Le revenu de base sous toutes ses formes est clairement une réforme nécessaire pour remettre à plat tout le système social, pour revenir aux bases et faire en sorte que personne ne soit victime des "accidents" de la vie, sans bénéficier de la solidarité nationale.

Un pays ruiné et a moitié démoli a su le faire, sans compromettre, bien au contraire, son relèvement, tout en menant 17 ans de guerres coloniales d’un coût exorbitant,qui peut croire que la 6ème puissance mondiale actuelle en soit incapable ? Non, c’est l’imaginaire de la classe dominante qui déteint, toujours cette peur des pauvres qu’on dissimule derrière leur soit-disant incapacité à être autonomes si on leur en donne les moyens.

Première partie : Le revenu de base, un sujet très clivant

Tout le monde a un avis tranché sur lui, soit complètement pour, soit complètement contre. Et souvent on ne sait pas pourquoi. Trois clichés dominent la façon dont on le perçoit : il encouragerait la paresse, il remet en cause la « valeur travail », il est infaisable et irréaliste.

Il ? Le revenu de base, ou allocation universelle ; personnellement je préfère le terme de dotation universelle d’autonomie (DUA), qui est plus explicite. C’est l’argent que l’on donne sans contrepartie à tout le monde ; or, d’habitude, lorsque l’on donne de l’argent, on attend quelque chose en échange : rechercher un travail, travailler plus, justifier qu’on en a besoin, ou qu’on le dépense bien. Bref, si l’on donne sans contrepartie, on a l’impression que les gens feront n’importe quoi avec. Rien n’est plus faux : voici trois clichés mis à mal dans leur analyse sur la DUA

Premier cliché : la DUA, c’est pour les pauvres.

Et s’ils sont pauvres, c’est qu’ils ne savent pas gérer un budget.
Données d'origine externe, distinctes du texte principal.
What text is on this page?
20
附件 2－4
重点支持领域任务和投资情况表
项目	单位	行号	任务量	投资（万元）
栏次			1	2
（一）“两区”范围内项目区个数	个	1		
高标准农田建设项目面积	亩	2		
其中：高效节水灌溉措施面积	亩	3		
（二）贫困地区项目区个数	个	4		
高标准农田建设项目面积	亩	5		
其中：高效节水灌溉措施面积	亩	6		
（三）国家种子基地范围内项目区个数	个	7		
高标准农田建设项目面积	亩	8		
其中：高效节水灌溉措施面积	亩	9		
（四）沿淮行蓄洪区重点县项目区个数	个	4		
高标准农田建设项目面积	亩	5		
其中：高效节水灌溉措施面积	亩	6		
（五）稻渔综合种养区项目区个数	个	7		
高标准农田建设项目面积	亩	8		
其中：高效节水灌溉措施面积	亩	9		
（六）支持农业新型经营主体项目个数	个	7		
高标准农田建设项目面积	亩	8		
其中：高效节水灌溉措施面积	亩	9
Pourtant, c’est bien quand on a des difficultés à boucler ses fins de mois qu’on est le plus attentif à gérer son budget. Plusieurs expériences dans le monde ont montré cela, dont une en Ouganda : en 2008, on a attribué à des jeunes gens 1 an de revenus sans conditions. Résultat : l’argent a été dépensé essentiellement en formation et en création de commerces de proximité ; Cela signifie que ces jeunes avaient besoin d’un coup de pouce pour démarrer.
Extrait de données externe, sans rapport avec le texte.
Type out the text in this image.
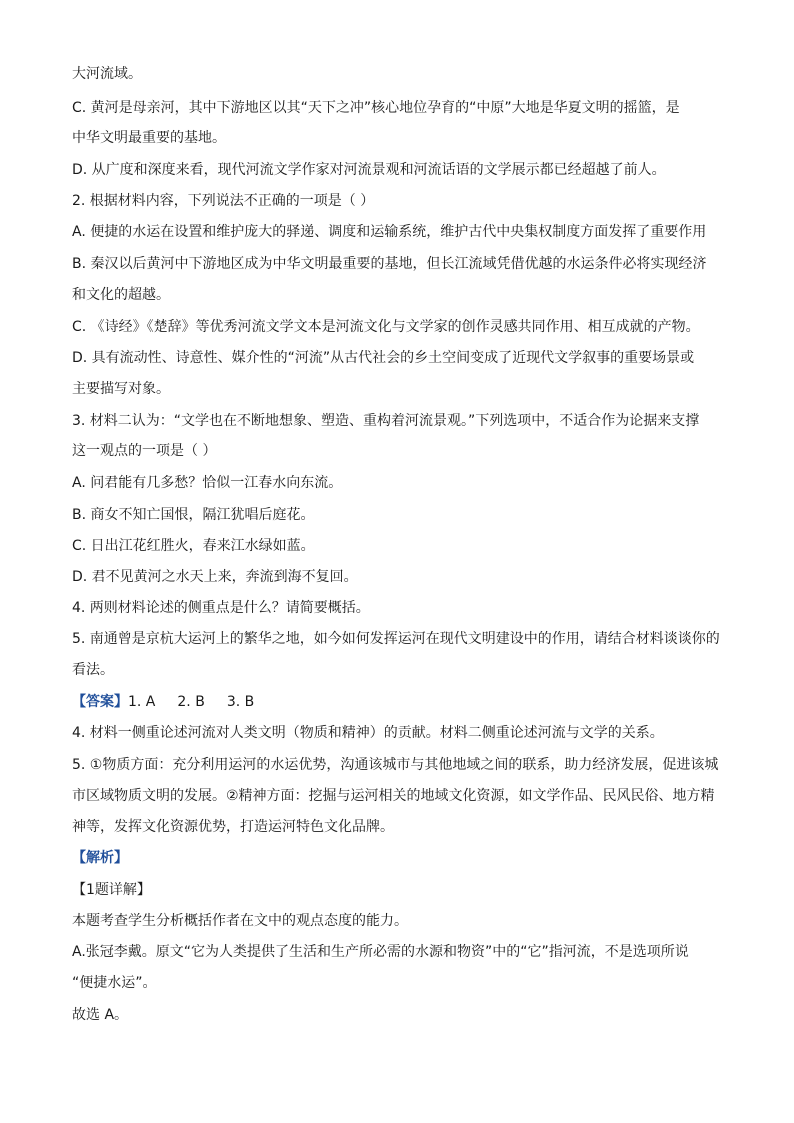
大河流域。
C. 黄河是母亲河，其中下游地区以其“天下之冲”核心地位孕育的“中原”大地是华夏文明的摇篮，是
中华文明最重要的基地。
D. 从广度和深度来看，现代河流文学作家对河流景观和河流话语的文学展示都已经超越了前人。
2. 根据材料内容，下列说法不正确的一项是（ ）
A. 便捷的水运在设置和维护庞大的驿递、调度和运输系统，维护古代中央集权制度方面发挥了重要作用
B. 秦汉以后黄河中下游地区成为中华文明最重要的基地，但长江流域凭借优越的水运条件必将实现经济
和文化的超越。
C. 《诗经》《楚辞》等优秀河流文学文本是河流文化与文学家的创作灵感共同作用、相互成就的产物。
D. 具有流动性、诗意性、媒介性的“河流”从古代社会的乡土空间变成了近现代文学叙事的重要场景或
主要描写对象。
3. 材料二认为：“文学也在不断地想象、塑造、重构着河流景观。”下列选项中，不适合作为论据来支撑
这一观点的一项是（ ）
A. 问君能有几多愁？恰似一江春水向东流。
B. 商女不知亡国恨，隔江犹唱后庭花。
C. 日出江花红胜火，春来江水绿如蓝。
D. 君不见黄河之水天上来，奔流到海不复回。
4. 两则材料论述的侧重点是什么？请简要概括。
5. 南通曾是京杭大运河上的繁华之地，如今如何发挥运河在现代文明建设中的作用，请结合材料谈谈你的
看法。
【答案】1. A 2. B 3. B
4. 材料一侧重论述河流对人类文明（物质和精神）的贡献。材料二侧重论述河流与文学的关系。
5. ①物质方面：充分利用运河的水运优势，沟通该城市与其他地域之间的联系，助力经济发展，促进该城
市区域物质文明的发展。②精神方面：挖掘与运河相关的地域文化资源，如文学作品、民风民俗、地方精
神等，发挥文化资源优势，打造运河特色文化品牌。
【解析】
【1题详解】
本题考查学生分析概括作者在文中的观点态度的能力。
A.张冠李戴。原文“它为人类提供了生活和生产所必需的水源和物资”中的“它”指河流，不是选项所说
“便捷水运”。
故选 A。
Deuxième cliché : la DUA, c’est pour les chômeurs.

Faux : c’est pour tout le monde. Si vous travaillez, vous pourriez changer de travail pour occuper ce job qui vous attire tant, mais moins bien rémunéré. Ou vous pourriez réduire votre temps de travail pour vous occuper d’autres projets, ou de votre famille. Et si vous cherchez un emploi, c’est du stress en moins. Une expérience pilote en cours en Finlande l’a montré : 2000 chômeurs reçoivent une allocation sans conditions. Ils ne craignent pas d’avoir à rembourser cette somme s’ils ne trouvent pas d’emploi.

Troisième cliché : la DUA est infaisable, impayable, irréaliste.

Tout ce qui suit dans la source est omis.